Die für die Pflege zuständigen bezirklichen Grünflächenämter haben häufig nur sehr begrenzte Möglichkeiten diese Flächen zu pflegen oder sie gar nach heutigen Vorstellungen neu zu gestalten. Es fehlen nicht nur Geld und Fachkräfte, die Anforderungen der Großstadtgesellschaft setzen auch andere Schwerpunkte. Im Mittelpunkt stehen heute die großen Grünanlagen, in denen die Menschen gern ihre Freizeit verbringen, hier ist in den vergangenen Jahren einiges Neues dazu gekommen. Auch in die vielen alten Parks hat Berlin nach Jahren der Vernachlässigung wieder investiert. Es ist jetzt an der Zeit sich der Schönheit der kleinen Form zu erinnern.
Stauden und Gräser - ganzjährig gepflegt, ganzjährig attraktiv
Die Gestaltung mit Stauden, ergänzt durch Gräser und kleine Gehölze ist eine schöne und ökologisch gute Möglichkeit den Stadtplätzen eine neue Bedeutung zu geben. Bei gekonnter Pflanzenauswahl bieten sie Besucher*innen und Passant*innen ein sich wechselndes Bild, auf dem sich Blattformen und Grüntöne ständig ändern und fast das ganze Jahr über etwas blüht.

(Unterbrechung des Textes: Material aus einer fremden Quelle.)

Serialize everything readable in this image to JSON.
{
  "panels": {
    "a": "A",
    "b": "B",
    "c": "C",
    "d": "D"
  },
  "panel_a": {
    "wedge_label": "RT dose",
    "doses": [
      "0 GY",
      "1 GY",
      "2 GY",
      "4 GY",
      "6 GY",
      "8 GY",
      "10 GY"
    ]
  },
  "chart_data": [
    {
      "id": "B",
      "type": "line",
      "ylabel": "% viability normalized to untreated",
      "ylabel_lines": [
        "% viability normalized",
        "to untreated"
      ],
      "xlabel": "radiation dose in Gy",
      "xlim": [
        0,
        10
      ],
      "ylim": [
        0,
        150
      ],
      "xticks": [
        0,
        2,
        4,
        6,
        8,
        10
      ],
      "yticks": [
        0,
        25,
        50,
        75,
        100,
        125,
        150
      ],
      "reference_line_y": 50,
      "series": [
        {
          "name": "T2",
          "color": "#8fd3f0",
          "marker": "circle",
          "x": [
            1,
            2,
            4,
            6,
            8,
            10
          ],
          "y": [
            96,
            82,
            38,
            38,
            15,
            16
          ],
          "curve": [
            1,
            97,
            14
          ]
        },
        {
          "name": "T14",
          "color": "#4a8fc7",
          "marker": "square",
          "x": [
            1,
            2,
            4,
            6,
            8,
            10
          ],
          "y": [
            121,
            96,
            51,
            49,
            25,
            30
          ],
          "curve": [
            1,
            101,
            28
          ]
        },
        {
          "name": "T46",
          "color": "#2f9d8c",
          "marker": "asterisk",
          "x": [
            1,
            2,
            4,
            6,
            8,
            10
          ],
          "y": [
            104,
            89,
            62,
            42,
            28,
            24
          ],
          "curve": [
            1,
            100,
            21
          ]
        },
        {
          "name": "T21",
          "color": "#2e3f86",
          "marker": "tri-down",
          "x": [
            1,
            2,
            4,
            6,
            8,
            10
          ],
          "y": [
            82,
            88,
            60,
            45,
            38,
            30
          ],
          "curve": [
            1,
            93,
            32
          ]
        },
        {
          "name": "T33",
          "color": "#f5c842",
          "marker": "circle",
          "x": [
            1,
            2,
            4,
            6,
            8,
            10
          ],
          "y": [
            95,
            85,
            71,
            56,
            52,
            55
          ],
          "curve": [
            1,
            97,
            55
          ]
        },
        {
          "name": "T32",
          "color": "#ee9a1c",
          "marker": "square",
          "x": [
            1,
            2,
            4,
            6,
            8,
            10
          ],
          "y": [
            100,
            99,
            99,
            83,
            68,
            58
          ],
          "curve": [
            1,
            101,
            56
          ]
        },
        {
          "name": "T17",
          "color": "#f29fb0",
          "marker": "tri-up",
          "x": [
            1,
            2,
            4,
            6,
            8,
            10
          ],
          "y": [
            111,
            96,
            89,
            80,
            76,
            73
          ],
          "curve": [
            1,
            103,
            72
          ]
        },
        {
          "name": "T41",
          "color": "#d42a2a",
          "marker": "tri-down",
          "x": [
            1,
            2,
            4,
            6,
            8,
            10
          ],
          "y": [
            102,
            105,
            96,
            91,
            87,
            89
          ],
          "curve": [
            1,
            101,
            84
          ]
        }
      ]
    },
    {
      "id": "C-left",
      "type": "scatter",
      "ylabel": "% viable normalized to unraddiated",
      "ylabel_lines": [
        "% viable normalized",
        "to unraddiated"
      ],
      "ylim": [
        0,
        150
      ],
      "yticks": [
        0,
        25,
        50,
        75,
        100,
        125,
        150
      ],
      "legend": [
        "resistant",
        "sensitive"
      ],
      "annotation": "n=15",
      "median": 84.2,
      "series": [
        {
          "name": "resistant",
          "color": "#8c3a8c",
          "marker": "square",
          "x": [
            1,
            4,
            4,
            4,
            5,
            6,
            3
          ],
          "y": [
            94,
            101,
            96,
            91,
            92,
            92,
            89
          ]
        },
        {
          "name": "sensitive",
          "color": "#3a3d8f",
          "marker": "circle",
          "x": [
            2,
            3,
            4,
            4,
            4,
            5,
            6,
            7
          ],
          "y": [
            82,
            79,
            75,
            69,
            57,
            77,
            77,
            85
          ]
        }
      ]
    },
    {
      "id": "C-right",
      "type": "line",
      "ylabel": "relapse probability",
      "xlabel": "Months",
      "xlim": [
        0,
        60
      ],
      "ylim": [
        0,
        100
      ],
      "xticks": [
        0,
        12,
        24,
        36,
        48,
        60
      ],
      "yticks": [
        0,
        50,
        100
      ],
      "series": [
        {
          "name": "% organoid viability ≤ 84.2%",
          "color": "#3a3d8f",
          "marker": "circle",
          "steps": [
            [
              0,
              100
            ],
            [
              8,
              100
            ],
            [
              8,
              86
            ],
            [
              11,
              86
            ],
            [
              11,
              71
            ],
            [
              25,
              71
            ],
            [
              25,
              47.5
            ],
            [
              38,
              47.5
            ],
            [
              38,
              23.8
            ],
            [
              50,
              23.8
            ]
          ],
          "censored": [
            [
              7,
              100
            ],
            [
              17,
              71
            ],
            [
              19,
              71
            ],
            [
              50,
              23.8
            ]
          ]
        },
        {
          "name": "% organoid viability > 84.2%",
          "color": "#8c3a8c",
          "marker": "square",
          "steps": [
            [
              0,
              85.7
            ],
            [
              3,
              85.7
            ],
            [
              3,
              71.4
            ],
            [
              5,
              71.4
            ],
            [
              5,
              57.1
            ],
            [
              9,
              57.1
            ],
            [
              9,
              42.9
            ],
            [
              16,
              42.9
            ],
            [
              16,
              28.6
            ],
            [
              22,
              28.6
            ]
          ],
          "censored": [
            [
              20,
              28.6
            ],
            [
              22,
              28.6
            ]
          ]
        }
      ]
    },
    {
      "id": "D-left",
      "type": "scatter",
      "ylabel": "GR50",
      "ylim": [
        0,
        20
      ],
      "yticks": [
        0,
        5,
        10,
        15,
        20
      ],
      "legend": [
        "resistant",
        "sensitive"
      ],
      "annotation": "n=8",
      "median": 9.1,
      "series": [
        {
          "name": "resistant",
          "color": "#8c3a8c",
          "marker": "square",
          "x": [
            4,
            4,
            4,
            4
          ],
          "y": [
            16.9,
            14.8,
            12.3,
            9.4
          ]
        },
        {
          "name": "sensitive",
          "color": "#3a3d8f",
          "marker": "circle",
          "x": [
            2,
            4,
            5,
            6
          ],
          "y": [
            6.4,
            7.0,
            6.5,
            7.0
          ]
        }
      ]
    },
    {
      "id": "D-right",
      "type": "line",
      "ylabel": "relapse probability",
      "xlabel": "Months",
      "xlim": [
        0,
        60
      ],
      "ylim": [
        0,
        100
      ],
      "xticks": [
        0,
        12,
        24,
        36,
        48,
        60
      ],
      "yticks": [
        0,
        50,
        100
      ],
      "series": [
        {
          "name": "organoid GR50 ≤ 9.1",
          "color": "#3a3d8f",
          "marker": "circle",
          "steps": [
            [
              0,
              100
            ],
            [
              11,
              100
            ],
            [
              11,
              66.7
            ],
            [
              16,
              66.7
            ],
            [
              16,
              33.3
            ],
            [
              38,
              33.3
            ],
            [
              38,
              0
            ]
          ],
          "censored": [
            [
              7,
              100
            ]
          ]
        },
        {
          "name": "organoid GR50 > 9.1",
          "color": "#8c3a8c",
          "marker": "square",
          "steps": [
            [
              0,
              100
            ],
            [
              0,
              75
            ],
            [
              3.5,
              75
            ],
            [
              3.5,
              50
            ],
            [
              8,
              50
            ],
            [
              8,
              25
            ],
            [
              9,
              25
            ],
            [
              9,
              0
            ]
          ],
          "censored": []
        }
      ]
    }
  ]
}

Es gibt in Berlin inzwischen eine ganze Reihe von Initiativen, die sich dieser anspruchsvollen Aufgabe widmen. Pionierarbeit hat hier ohne Zweifel der Landschaftsarchitekt Christian Meyer geleistet. Seit mehr als 20 Jahren erhält er mit seinem Team eine ca. 250 Quadratmeter große Fläche am Olivaerplatz, direkt am Kürfürstendamm. Christian Meyer beschreibt seine Arbeit so: "Ursprünglich - Mitte der 90er-Jahre, als die Pflanzenverwendung noch kein solches Gewicht und Ansehen auch unter Kollegen hatte - war es das Anliegen und der Selbstversuch, den realen Pflegeaufwand von Staudenpflanzungen an einem zentralen, innerstädtischen Ort herauszubekommen. (Zumeist wurde solche Pflanzungen ja wegen des Aufwandes abgelehnt.) Das Objekt entwickelte sich dann zu einem Ort des Experimentierens, des Erfahrungsaustausches, des Kennenlernens von Gleichgesinnten und nicht zuletzt auch als Referenzfläche für mich als Initiator, aber auch für die diversen, aktiv Mitmachenden, von denen ja auch etliche als Pflegegärtner Ihr Geld verdienen."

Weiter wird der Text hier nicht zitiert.